Global Monitoring of Tropical Forest Fires Using A New Predictive Modeling Approach for Rare Classes

Abstract:

The traditional classification approaches use labeled training data to select the best classification model from a family of models. Since collecting labeled samples is often tedious and sometimes even infeasible, recent research in machine learning has focused on developing algorithms to train classification models in scarcity of labeled training samples. In contrast, the focus of our research is to address problem settings where acquiring even a small number of expert-annotated labeled samples for supervision is infeasible. I will present RAPT, a new predictive modeling framework for identifying rare classes when there is a complete absence of labeled data. The RAPT framework is designed to use imperfectly annotated training data to learn classification models in the absence of expert-annotated training samples.

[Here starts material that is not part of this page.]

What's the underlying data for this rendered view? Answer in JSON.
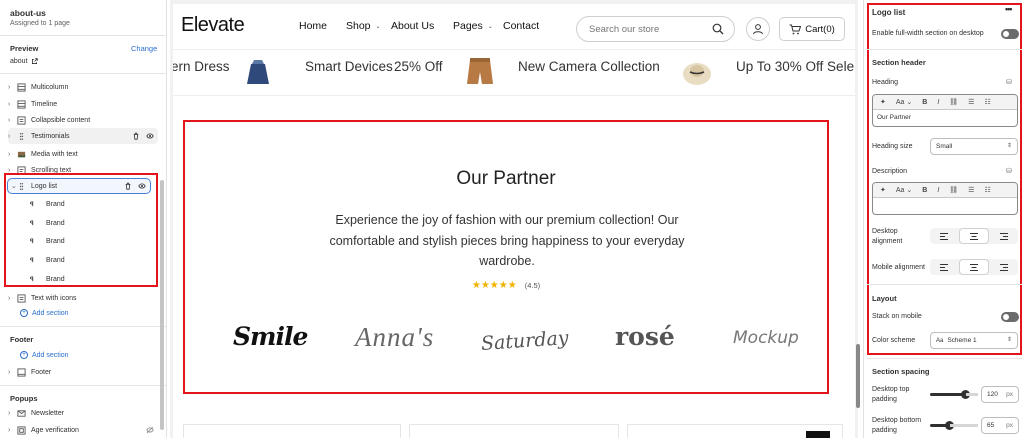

Our results show that, under some reasonable assumptions, the classifiers trained from imperfectly labeled training data using the RAPT approach have performance comparable to the classification models trained using expert-annotated training data. This capability of learning from imperfect supervision is advantageous in a wide range of applications where the target class of interest is relatively rare and obtaining a precise labeling of even a small number of training samples is infeasible. I will also present the application of the RAPT framework for creating historical maps of forest fires from satellite data for the tropical forests. This new forest fire product identifies approximately 1 million sq. km. of burned areas in the tropical forests in South America and South-east Asia during years 2001-2014, which is more than three times the total burned area reported by the state-of-art NASA products. We show validation of these results using burn-scars visible in satellite images, including high resolution Landsat images, to confirm the veracity of the previously unreported forest fires.